Kabel Semrawut di Kota Tua Jadi Sorotan, Pemko Sawahlunto Desak Provider Bergerak Cepat Wujudkan Kota Aesthetic dan Futuristik

Kabel Semrawut di Kota Tua Jadi Sorotan, Pemko Sawahlunto Desak Provider Bergerak Cepat Wujudkan Kota Aesthetic dan Futuristik
Wali Kota Sawahlunto Riyanda Putra, didampingi Wakil Wali Kota Jeffry Hibatullah dan Sekretaris Daerah Rovanly Abdams. (Foto: Diskominfo Swl)

Sawahlunto-Spektroom : Pemerintah Kota (Pemko) Sawahlunto mulai mengambil langkah serius untuk membenahi wajah kawasan Kota Tua yang selama ini masih dihadapkan pada persoalan jaringan kabel yang dinilai mengganggu estetika ruang publik. Penataan kabel listrik dan telekomunikasi kini menjadi fokus utama pemerintah daerah dalam upaya mewujudkan Sawahlunto sebagai kota yang lebih tertata, modern, dan berdaya saing sebagai destinasi wisata warisan dunia.

Komitmen tersebut mengemuka dalam rapat koordinasi lintas sektor yang digelar di Ruang Rapat M. Yamin, Balaikota Sawahlunto, Rabu (3/6/2026). Rapat dipimpin langsung oleh Wali Kota Sawahlunto Riyanda Putra, didampingi Wakil Wali Kota Jeffry Hibatullah dan Sekretaris Daerah Rovanly Abdams.

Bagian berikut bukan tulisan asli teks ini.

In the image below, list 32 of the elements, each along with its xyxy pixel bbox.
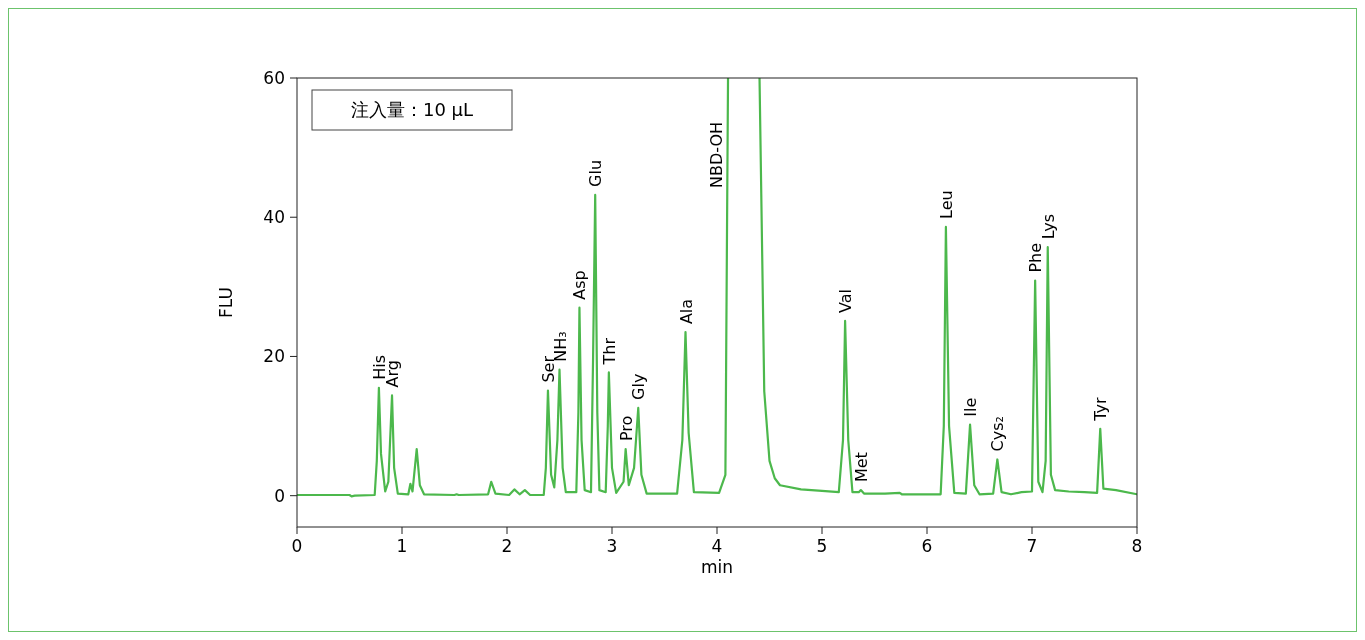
annotation: Thr [599,337,619,366]
x-tick-label: 7 [1026,536,1038,556]
annotation: Leu [936,190,956,219]
x-tick-label: 0 [291,536,303,556]
annotation: Phe [1026,242,1046,273]
y-tick-label: 0 [274,485,285,506]
annotation: Lys [1038,213,1058,240]
annotation: 注入量：10 μL [350,99,474,120]
annotation: Ala [676,298,696,325]
x-tick-label: 5 [816,536,828,556]
annotation: Met [851,452,871,483]
annotation: Glu [586,159,606,187]
x-tick-label: 6 [921,536,933,556]
x-tick-label: 3 [606,536,618,556]
annotation: Ile [961,397,981,417]
annotation: Val [836,288,856,313]
x-tick-label: 8 [1131,536,1143,556]
y-tick-label: 60 [263,68,285,88]
y-tick-label: 20 [263,346,285,367]
annotation: Cys₂ [988,416,1008,452]
y-axis-title: FLU [216,287,236,318]
y-tick-label: 40 [263,207,285,228]
x-tick-label: 2 [501,536,513,556]
x-tick-label: 1 [396,536,408,556]
x-axis-title: min [700,557,734,577]
x-tick-label: 4 [711,536,723,556]
annotation: NBD-OH [707,121,727,188]
annotation: His [369,354,389,380]
annotation: Pro [616,415,636,442]
annotation: Tyr [1091,397,1111,422]
annotation: Gly [629,373,649,400]
annotation: Asp [570,270,590,300]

Selain dihadiri jajaran pimpinan Organisasi Perangkat Daerah (OPD), pertemuan itu juga melibatkan sejumlah penyedia layanan utilitas dan telekomunikasi, seperti PLN, Telkom, ICON+, serta operator TV kabel yang beroperasi di wilayah Sawahlunto.

Dalam rapat tersebut, pemerintah menyoroti kondisi jaringan kabel yang masih terlihat semrawut di sejumlah titik kawasan Kota Tua. Bentangan kabel udara yang tidak tertata dinilai berpotensi mengurangi nilai visual kawasan bersejarah yang menjadi salah satu identitas utama Kota Sawahlunto.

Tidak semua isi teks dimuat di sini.